Whereas in the western world some people have stopped flying to save the environment and the development of key aviation hubs is being stalled, something very different is happening across Asia, where travel demand will surpass that of North America and Europe combined by 2037. A Bloomberg report shows that as a result, Asian airports are transforming into mini-cities that aim to become destinations in themselves, with apartments, exhibition spaces, and medical centers. It is part of an Asian aviation boom which is being driven by a growing middle class that wants to travel abroad and airports which can still expand significantly (due to geography, political will, and economic incentives).
What does this mean?
In the 2000 book Aerotropolis, John Kasarda showed that airports have become drivers of 21st century urban development in the same way as seaports (18th century), railroads (19th century) and highways (20th century) did. However, whereas highways facilitated fragmented cities (as cars led to growing suburbs), urban development by way of airports facilitates more centralized cities (as seaports and railroads did). The Asian Aerotropolis will therefore boost the emergence of dense Asian megacities (whereas midsized cities are making a comeback in the western world).

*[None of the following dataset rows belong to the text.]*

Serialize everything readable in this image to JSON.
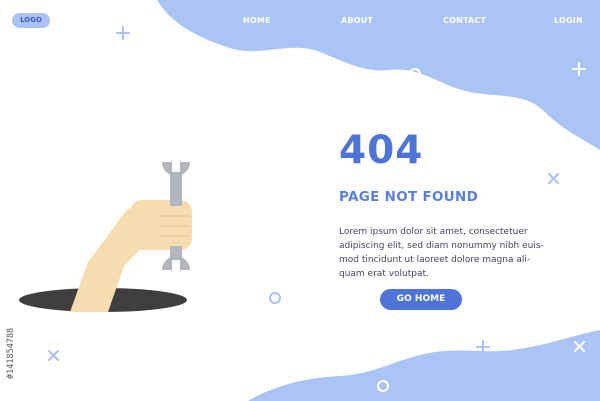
{
  "header": {
    "logo": "LOGO",
    "nav": [
      {
        "label": "HOME"
      },
      {
        "label": "ABOUT"
      },
      {
        "label": "CONTACT"
      },
      {
        "label": "LOGIN"
      }
    ]
  },
  "error": {
    "code": "404",
    "title": "PAGE NOT FOUND",
    "body_lines": [
      "Lorem ipsum dolor sit amet, consectetuer",
      "adipiscing elit, sed diam nonummy nibh euis-",
      "mod tincidunt ut laoreet dolore magna ali-",
      "quam erat volutpat."
    ],
    "button": "GO HOME"
  },
  "stock_id": "#141854788",
  "colors": {
    "blob": "#aac5f5",
    "accent": "#4f74d8",
    "hole": "#3f3f3f",
    "skin": "#f6dcae",
    "wrench": "#b3b6be"
  },
  "icons": [
    "plus-icon",
    "circle-icon",
    "x-icon",
    "wrench-icon",
    "hand-icon"
  ]
}
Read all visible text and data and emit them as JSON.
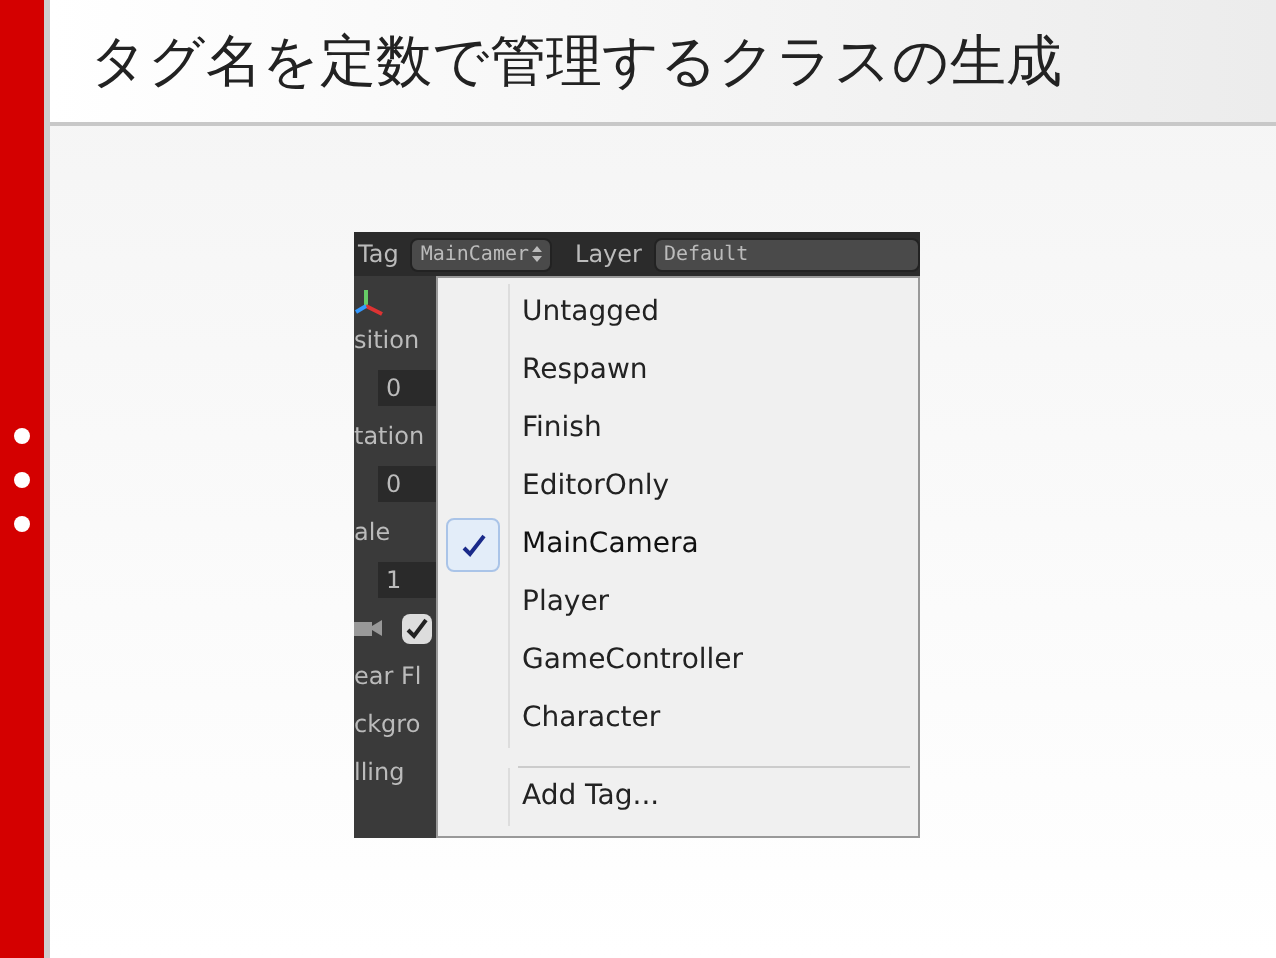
{
  "slide": {
    "title": "タグ名を定数で管理するクラスの生成"
  },
  "inspector": {
    "tag_label": "Tag",
    "tag_value": "MainCamer",
    "layer_label": "Layer",
    "layer_value": "Default",
    "fields": [
      {
        "kind": "label",
        "text": "sition"
      },
      {
        "kind": "value",
        "text": "0"
      },
      {
        "kind": "label",
        "text": "tation"
      },
      {
        "kind": "value",
        "text": "0"
      },
      {
        "kind": "label",
        "text": "ale"
      },
      {
        "kind": "value",
        "text": "1"
      },
      {
        "kind": "camera",
        "checked": true
      },
      {
        "kind": "label",
        "text": "ear Fl"
      },
      {
        "kind": "label",
        "text": "ckgro"
      },
      {
        "kind": "label",
        "text": "lling"
      }
    ]
  },
  "menu": {
    "items": [
      {
        "label": "Untagged",
        "selected": false
      },
      {
        "label": "Respawn",
        "selected": false
      },
      {
        "label": "Finish",
        "selected": false
      },
      {
        "label": "EditorOnly",
        "selected": false
      },
      {
        "label": "MainCamera",
        "selected": true
      },
      {
        "label": "Player",
        "selected": false
      },
      {
        "label": "GameController",
        "selected": false
      },
      {
        "label": "Character",
        "selected": false
      }
    ],
    "footer": "Add Tag..."
  }
}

The rise of the Asian Aerotropolis will significantly boost Asian economies, but this will be accompanied by huge challenges, such as congestion, (noise) pollution and the urban-rural rift. Indeed, in the coming years these traditional challenges facing megacities could worsen significantly across Asia. Meanwhile, however, the rise of the Aerotropolis will have a positive economic impact across the region. For instance, Singapore’s Changhi airport already contributes 16% to GDP, which could increase to 25% by the late 2020s. Similarly, 19th century railways contributed to rising GDP across Europe.